I hope my last email wasn’t too confronting for you and your readers.  I tend to forget that some people have different views regarding end of life issues and I would hate to think that I caused you or your family any distress.   My husband took awhile to accept my decisions, but he has accepted them now and I know he will not go against my wishes and even he was the one who suggested that I donate my brain for medical research after death.  So we researched that together and made all the arrangements and I feel so much better knowing that I have done something to help other people with this disease and also because my Mother died from the same symptoms as I have now. 
 
She  was diagnosed with Miniers disease when she was in her fifties and had regular bouts of dizziness and nausea.   It wasn’t until she was 75 that they realized she was having seizures and it wasn’t Miniers disease,  by then she was also diagnosed with dementia and a few weeks before her death, her right arm was wandering up and down, she couldn’t talk, walk or swallow.  So, I believe she had the same symptoms as I have but she wasn’t diagnosed properly.  She didn’t have an autopsy.  I wish she had, it would have answered a lot of questions.
 
 So that is why I had my DNA taken, so the family can keep track if any more of us come down with similar symptoms.   They did find an variant of uncertain significance in the PGRN gene.
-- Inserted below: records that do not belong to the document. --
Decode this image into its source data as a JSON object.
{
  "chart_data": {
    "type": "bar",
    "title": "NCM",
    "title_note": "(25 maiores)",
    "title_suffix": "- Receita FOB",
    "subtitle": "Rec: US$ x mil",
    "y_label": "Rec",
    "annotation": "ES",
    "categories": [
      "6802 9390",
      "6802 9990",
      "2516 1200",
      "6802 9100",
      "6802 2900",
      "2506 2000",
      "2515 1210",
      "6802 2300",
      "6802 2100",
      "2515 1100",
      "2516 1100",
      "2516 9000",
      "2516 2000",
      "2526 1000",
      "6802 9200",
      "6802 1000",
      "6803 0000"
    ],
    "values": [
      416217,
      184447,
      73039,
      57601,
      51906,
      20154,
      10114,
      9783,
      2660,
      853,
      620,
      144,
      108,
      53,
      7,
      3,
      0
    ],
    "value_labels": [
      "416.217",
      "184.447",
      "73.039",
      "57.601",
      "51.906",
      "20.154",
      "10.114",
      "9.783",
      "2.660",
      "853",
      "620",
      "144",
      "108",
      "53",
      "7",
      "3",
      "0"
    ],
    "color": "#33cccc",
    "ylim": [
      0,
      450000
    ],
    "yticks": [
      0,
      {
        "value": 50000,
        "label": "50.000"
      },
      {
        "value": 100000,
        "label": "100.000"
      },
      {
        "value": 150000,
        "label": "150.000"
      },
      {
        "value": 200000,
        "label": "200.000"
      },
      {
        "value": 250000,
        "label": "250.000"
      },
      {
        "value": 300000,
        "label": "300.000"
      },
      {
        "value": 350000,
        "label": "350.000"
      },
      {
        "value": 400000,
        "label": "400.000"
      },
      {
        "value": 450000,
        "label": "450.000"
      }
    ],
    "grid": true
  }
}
They were only checking for frontotemporal dementia and it should become clearer in the next few years whether this is related.  Although you don’t seem  to  have  dementia because you write and speak so well.  Do you any have cognitive problems?  I hope you are one of the lucky ones to escape that part of this disease. 
 
I wish you well Ed, and I hope the doctors have helped you with your medication.  Look after yourself and try not to get too hot or too tired.